On Friday, Databricks---a startup spun out of the University California, Berkeley---announced that it has sorted 100 terabytes of data in a record 23 minutes using a number-crunching tool called Spark, eclipsing the previous record held by Yahoo and the popular big-data tool Hadoop.

The feat is impressive in and of itself, but it's also a sign that the world of big data---where dozens, hundreds, or even thousands of machines can be used to sort and analyze massive amounts of online information---continues to evolve at a rather rapid pace. Hadoop has long served as the poster child for the big-data movement, but in recent years, the state-of-the-art has moved well beyond the original ideas that spawned it.

Based on research papers that Google published about its own big-data systems in 2003 and 2004, Hadoop sprung up at Yahoo, and it's now used by many of the web's biggest names, from Facebook to Twitter and eBay. In the beginning, it wasn't something that operated in "real-time"---when crunching large amounts of data, you had to wait a while---but now, Spark and other tools, many based on Hadoop, are analyzing massive datasets at much greater speeds.

One of the main problems with Hadoop MapReduce---the original platform---is that it's a "batch system." That means it crunches data in batches. It takes a while to crunch each set of information, and if you want to add more data to the process, you have to start over with a new batch. But the state of the art has improved dramatically since Google released those papers in 2003 and 2004. These days, Google uses newer tools like Dremel to analyze enormous amounts of data in near real-time, and the open source world is scrambling to keep up.

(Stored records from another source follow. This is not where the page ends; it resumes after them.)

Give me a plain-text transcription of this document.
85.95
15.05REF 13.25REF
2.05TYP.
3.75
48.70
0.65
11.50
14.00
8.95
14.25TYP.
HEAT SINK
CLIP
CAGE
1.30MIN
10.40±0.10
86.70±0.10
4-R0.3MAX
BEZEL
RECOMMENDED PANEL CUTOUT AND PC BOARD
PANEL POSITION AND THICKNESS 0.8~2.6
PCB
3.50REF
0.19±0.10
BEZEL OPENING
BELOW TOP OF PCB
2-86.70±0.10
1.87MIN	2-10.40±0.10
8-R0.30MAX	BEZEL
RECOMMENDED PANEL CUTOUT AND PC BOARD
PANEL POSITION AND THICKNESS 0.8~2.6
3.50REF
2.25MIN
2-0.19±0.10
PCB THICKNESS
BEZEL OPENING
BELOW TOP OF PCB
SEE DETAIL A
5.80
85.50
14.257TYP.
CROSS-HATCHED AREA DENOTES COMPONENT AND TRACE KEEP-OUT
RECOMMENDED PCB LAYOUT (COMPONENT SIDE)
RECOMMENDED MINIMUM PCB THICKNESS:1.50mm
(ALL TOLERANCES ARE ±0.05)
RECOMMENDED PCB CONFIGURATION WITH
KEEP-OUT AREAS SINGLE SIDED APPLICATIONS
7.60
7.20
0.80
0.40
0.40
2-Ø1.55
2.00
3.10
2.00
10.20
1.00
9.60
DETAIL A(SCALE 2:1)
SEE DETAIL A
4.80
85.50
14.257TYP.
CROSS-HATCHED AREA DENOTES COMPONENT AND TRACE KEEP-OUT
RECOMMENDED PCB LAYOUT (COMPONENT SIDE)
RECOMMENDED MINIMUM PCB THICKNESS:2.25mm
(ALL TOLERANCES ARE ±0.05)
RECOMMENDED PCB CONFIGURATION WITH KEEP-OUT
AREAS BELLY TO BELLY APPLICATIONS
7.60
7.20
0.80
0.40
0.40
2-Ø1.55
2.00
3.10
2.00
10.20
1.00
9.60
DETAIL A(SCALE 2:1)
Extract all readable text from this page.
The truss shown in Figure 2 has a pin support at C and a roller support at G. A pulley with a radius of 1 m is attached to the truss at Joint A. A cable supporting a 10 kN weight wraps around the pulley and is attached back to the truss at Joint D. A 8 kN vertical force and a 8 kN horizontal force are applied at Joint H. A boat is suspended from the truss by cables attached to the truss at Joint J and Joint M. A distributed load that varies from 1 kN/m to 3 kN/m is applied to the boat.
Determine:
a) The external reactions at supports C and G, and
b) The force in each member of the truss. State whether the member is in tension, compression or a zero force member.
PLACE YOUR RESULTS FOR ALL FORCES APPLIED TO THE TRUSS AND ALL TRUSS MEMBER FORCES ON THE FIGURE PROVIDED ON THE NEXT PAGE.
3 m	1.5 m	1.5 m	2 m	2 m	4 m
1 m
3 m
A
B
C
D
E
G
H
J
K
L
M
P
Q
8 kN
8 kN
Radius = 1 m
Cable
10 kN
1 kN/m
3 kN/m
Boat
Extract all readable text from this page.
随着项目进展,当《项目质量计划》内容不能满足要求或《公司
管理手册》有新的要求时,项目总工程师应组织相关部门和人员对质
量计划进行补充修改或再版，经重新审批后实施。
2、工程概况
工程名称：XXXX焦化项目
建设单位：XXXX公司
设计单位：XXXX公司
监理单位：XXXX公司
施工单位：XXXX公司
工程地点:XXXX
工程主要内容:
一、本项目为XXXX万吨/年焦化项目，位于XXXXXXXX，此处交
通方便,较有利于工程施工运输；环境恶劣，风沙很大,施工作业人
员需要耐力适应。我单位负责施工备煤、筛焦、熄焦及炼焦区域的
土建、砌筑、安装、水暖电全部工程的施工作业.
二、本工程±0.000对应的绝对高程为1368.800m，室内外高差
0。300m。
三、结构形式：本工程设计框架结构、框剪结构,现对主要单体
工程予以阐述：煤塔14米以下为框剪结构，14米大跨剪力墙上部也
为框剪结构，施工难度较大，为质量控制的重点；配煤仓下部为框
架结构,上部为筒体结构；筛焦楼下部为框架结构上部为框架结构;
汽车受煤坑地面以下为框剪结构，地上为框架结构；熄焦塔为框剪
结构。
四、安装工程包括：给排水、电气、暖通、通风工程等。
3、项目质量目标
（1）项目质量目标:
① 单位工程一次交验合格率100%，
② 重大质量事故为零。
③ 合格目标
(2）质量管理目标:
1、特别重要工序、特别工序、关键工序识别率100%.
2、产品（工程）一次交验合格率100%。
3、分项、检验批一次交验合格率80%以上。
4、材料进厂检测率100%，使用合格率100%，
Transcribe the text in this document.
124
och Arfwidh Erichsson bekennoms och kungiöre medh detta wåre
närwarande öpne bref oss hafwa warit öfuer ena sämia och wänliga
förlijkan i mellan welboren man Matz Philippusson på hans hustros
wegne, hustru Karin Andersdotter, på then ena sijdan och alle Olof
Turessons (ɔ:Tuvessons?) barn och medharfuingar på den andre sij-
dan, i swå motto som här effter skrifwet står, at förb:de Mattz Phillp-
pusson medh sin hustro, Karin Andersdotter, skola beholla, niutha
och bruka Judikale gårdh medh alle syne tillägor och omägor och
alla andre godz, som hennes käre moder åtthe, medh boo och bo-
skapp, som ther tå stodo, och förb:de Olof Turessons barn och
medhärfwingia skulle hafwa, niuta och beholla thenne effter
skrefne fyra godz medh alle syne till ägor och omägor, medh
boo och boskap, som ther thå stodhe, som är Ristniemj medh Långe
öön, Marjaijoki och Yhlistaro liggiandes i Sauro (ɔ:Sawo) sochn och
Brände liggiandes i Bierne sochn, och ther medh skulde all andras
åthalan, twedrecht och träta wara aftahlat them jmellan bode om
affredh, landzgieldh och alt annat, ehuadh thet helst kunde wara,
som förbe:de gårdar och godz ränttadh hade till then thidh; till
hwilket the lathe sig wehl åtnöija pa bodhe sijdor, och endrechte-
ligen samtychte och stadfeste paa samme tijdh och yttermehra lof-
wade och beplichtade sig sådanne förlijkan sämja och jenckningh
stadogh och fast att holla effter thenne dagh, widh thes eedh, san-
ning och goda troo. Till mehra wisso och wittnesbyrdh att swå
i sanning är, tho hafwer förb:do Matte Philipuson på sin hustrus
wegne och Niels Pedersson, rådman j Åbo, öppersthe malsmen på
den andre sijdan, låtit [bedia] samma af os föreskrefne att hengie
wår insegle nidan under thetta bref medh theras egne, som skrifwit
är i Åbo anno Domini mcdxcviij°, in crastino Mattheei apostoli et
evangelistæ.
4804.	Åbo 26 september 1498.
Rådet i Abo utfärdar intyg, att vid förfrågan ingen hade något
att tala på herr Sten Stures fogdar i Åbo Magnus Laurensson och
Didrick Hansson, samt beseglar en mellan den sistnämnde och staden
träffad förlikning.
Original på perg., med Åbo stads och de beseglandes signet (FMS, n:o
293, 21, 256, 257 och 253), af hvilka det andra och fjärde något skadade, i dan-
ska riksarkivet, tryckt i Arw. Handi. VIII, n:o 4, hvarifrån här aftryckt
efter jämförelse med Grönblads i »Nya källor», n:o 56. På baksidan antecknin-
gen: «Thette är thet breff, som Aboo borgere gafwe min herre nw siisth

Developed by researchers at the University of California, Berkeley who are now commercializing the tech through Databricks, Spark is just one part of this movement. The Silicon Valley startup Cloudera offers a system called Impala, while competitor MapR is developing a Dremel-style tool called Drill. Meanwhile, the open source Hadoop project now offers a new interface called Yarn.

Part of Spark's appeal is that it can process data in computer memory, as opposed to just using hard disks, much move at slower speeds. But because the amount of data that can fit in-memory is limited, the tool can process data on disks as well, and that's what Databricks was trying to highlight as it sought to break's Yahoo's record on the Gray Sort, which measures the time it takes to sort 100 terabytes of data, aka 100,000 gigabytes.

Yahoo did the sort in 72 minutes with a cluster of 2,100 machines using Hadoop MapReduce last year. Databricks was able to process the same amount of data in 23 minutes using Spark, using only 206 virtual machines running on Amazon's cloud service. It also sorted a petabtye of data---about 1,000 terabytes -- in less than four hours using 190 machines.

Although this appears to be a record for this type of sorting using open source software, there are ways to sort data faster. Back in 2011, Google previously conducted a petabyte sort in only 33 minutes, as pointed out by a commenter on the popular programmer hangout Hacker News. But it took 8,000 machines to do what Databricks did with 206. And, as Databricks engineer Reynold Xin tells us, Google didn't share its process with the world, so we don't know if it followed the rules specified as part of the Gray Sort.

But most importantly, Databricks did its test using software that anyone can use. "We were comparing with open source project Hadoop MapReduce," Xin says. "Google's results are with regard to their own MapReduce implementation that is not accessible to the rest of the world."